Dilerseniz filmimizin konusuna hemen geçelim. Adam, hayatına son derece dikkat eden bir gençtir. Güzel bir sevgilisi ve sevdiği bir işi vardır. Ancak bir gün depresyon check up'ına gittiği bir hastanede; kolon kanseri olduğunu öğrenir. Bu da onun hayatında bir nevi kırılmaya neden olur. Her şeye dikkat etmesine rağmen kansere yakalanmıştır. Bu durumu kız arkadaşı olumlu karşılayıp destek olacağını belirtir. En iyi arkadaşı Kyle ise bir yandan destek olup, diğer yandan arkadaşının hastalığı üzerinden prim yapmaya çalışır.
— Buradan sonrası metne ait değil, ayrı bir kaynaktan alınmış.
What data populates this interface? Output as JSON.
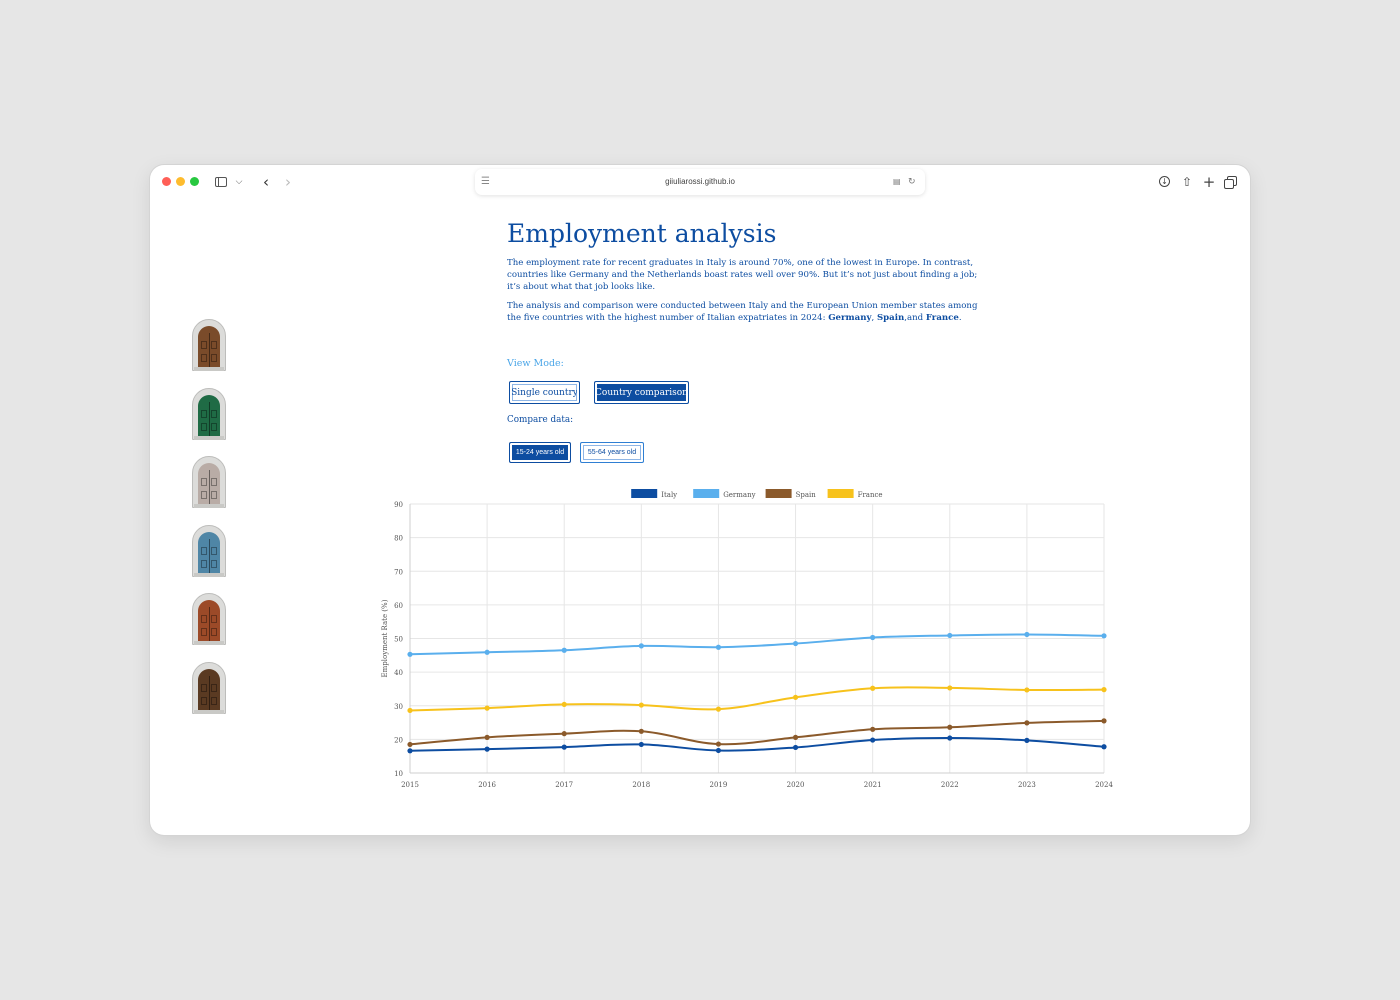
{
  "browser": {
    "url": "giiuliarossi.github.io"
  },
  "page": {
    "title": "Employment analysis",
    "intro": "The employment rate for recent graduates in Italy is around 70%, one of the lowest in Europe. In contrast, countries like Germany and the Netherlands boast rates well over 90%. But it’s not just about finding a job; it’s about what that job looks like.",
    "method_prefix": "The analysis and comparison were conducted between Italy and the European Union member states among the five countries with the highest number of Italian expatriates in 2024: ",
    "method_country_1": "Germany",
    "method_sep_1": ", ",
    "method_country_2": "Spain",
    "method_sep_2": ",and ",
    "method_country_3": "France",
    "method_suffix": ".",
    "view_mode_label": "View Mode:",
    "view_mode_buttons": [
      "Single country",
      "Country comparison"
    ],
    "view_mode_selected": "Country comparison",
    "compare_label": "Compare data:",
    "compare_buttons": [
      "15-24 years old",
      "55-64 years old"
    ],
    "compare_selected": "15-24 years old"
  },
  "sidebar": {
    "doors": [
      {
        "name": "door-brown-arched",
        "color": "#7a4b2a"
      },
      {
        "name": "door-green-arched",
        "color": "#1f6b45"
      },
      {
        "name": "door-grey-arched",
        "color": "#b9aca6"
      },
      {
        "name": "door-blue-arched",
        "color": "#4f86a6"
      },
      {
        "name": "door-red-arched",
        "color": "#9c4a28"
      },
      {
        "name": "door-dark-arched",
        "color": "#5a3a22"
      }
    ]
  },
  "chart_data": {
    "type": "line",
    "x": [
      "2015",
      "2016",
      "2017",
      "2018",
      "2019",
      "2020",
      "2021",
      "2022",
      "2023",
      "2024"
    ],
    "ylabel": "Employment Rate (%)",
    "ylim": [
      10,
      90
    ],
    "yticks": [
      10,
      20,
      30,
      40,
      50,
      60,
      70,
      80,
      90
    ],
    "grid": true,
    "legend_position": "top",
    "series": [
      {
        "name": "Italy",
        "color": "#0d4da1",
        "values": [
          16.6,
          17.1,
          17.7,
          18.5,
          16.7,
          17.6,
          19.8,
          20.4,
          19.7,
          17.8
        ]
      },
      {
        "name": "Germany",
        "color": "#5aafed",
        "values": [
          45.3,
          45.9,
          46.5,
          47.8,
          47.4,
          48.5,
          50.3,
          50.9,
          51.2,
          50.8
        ]
      },
      {
        "name": "Spain",
        "color": "#8b5a2b",
        "values": [
          18.5,
          20.6,
          21.7,
          22.4,
          18.6,
          20.6,
          23.0,
          23.6,
          24.9,
          25.5
        ]
      },
      {
        "name": "France",
        "color": "#f7c21c",
        "values": [
          28.6,
          29.3,
          30.4,
          30.2,
          29.0,
          32.5,
          35.2,
          35.3,
          34.7,
          34.8
        ]
      }
    ]
  }
}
Annesi yıkılır, ancak Adam çok üzerine düşülmesi taraftarı değildir. Kanser tedavisi sürecini, hayatındaki insanlara etkisini bir bir gördüğümüz filmde, bir nevi bir hastalığın sonucunda yakınlarının anatomisini çıkarırız.
Malum zor günler, aynı zamanda çekilemez günlerdir. Bu sorumluluğa çok az kişi katlanabilir. Anne babalar daima üzülürler. Bu zamanlarda arkadaşlarınızın desteğini hissetmek istersiniz. Bu yüzden de gerçek arkadaşlarınızın kimler olduğunu öğrenirsiniz. Bazen o sevdiğiniz kız arkadaşınızın bile gerçek bir sorunla mücadele edemediğini görürsünüz.
Bu süreçlerin yaşandığı bu zorlu günleri masaya yatırıyor film, üstelik yoğun drama sosuyla harmanlarken, bir anlamda da kara mizahını yapıyor. Bunun üzerine de romantik olmayı beceriyor. Bu üç türü harmanlayarak sıradan konusunu farklılaştırmaya çalışıyor.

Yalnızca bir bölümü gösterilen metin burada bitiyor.